TITLE:
Deformation Control and Early Warning Analysis of Deep Riverside Foundation Pit Construction Process Based on Machine Learning
AUTHORS:
Zunquan Zhu, Dongming Chang, Fang Xu, Mingtian Ma, Kai Zhang
KEYWORDS:
Deep Foundation Pit Engineering, Stability Monitoring, Horizontal Displacement, Machine Learning, Neural Network, Deformation Prediction
JOURNAL NAME:
World Journal of Engineering and Technology,
Vol.13 No.3,
August
8,
2025
ABSTRACT: The large deep foundation pit projects usually face complex geological conditions, with high possibility of engineering disasters and difficult construction technology. Foundation pit stability monitoring and control is essential to ensure construction quality. The traditional method of foundation pit monitoring is difficult to achieve real-time disaster early warning, missing the best time for structural reinforcement and causing great potential safety hazards. Based on specific engineering cases, this study obtains and analyzes the actual response data of the foundation pit project through real-time monitoring, and uses different neural network models to predict the deformation of the soil around the foundation pit. The results show that when the LSTM model is predicted backward to 25 days, the RMSE value is 0.395, and the accuracy of the model is significantly higher than that of BP and GA-BP neural networks. The maximum relative error is less than 0.06 in the range of 2.5 - 6.0 m key monitoring depth, which meets the construction safety requirements. The model is used to predict the horizontal displacement of soil in the key monitoring interval of X1 monitoring point in the medium and long term. It is found that the maximum deformation value in this area is controlled within a very low range of 1.0 mm, which is far lower than the warning value stipulated in the relevant engineering specifications.

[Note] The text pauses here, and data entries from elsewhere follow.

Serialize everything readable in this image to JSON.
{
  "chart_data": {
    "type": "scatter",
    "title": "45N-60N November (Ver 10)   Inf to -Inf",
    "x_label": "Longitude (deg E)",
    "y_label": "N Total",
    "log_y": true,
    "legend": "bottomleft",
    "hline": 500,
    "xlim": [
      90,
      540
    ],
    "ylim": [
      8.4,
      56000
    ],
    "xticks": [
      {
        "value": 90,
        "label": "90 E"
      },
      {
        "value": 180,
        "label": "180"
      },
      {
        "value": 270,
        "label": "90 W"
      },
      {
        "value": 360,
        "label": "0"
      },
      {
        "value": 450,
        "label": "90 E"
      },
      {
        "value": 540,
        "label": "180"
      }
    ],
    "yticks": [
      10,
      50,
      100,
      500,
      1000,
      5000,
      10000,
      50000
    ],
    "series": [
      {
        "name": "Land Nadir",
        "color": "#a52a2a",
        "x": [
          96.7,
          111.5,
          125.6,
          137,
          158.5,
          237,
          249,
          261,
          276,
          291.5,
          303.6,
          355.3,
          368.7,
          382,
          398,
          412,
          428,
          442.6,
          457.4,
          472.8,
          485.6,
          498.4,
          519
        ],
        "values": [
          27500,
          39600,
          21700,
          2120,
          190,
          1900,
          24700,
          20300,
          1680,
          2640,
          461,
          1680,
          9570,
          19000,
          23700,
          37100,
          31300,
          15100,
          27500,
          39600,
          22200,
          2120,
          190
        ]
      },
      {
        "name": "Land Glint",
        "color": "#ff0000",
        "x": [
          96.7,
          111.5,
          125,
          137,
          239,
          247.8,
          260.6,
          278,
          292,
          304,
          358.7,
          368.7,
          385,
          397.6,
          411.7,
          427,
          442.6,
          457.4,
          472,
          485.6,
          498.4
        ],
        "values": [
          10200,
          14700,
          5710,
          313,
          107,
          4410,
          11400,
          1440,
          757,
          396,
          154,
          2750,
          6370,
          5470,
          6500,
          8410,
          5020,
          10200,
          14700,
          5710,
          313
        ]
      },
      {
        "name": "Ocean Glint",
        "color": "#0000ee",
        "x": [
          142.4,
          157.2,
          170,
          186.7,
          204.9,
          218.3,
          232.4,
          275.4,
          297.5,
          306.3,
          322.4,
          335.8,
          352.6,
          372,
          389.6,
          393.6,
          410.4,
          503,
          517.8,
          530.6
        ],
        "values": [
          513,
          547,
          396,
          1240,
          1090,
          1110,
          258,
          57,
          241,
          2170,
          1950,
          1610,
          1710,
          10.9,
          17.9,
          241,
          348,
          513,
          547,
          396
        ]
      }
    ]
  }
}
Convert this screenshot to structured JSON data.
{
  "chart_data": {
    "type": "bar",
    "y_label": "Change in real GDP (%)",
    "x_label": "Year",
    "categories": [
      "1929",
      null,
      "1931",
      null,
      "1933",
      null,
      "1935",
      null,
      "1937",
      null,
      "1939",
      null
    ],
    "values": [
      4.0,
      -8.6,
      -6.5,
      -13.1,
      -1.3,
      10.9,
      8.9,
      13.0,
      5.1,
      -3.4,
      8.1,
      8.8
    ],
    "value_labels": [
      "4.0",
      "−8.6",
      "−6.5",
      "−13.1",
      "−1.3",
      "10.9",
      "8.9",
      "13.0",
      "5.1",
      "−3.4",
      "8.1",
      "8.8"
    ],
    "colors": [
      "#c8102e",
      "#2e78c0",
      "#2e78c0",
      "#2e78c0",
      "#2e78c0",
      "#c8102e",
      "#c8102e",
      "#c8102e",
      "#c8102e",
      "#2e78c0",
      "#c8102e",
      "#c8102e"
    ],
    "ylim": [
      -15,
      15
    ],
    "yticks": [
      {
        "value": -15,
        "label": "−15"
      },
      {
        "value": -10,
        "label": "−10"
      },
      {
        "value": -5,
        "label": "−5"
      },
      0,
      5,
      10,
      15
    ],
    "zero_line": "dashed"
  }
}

In theory, the risk of large-scale deformation or failure of foundation pit engineering is excluded. Based on the above deformation prediction analysis, the prediction and evaluation of the effectiveness of supporting measures are realized, which can provide reference for the establishment and optimization of early warning mechanism of foundation pit deformation in similar projects. This study is of great significance for the early warning of foundation pit stability and the elimination of hidden dangers, which is helpful to further improve the quality and efficiency of engineering, reduce costs, and promote the scientific and standardized construction of foundation pit engineering.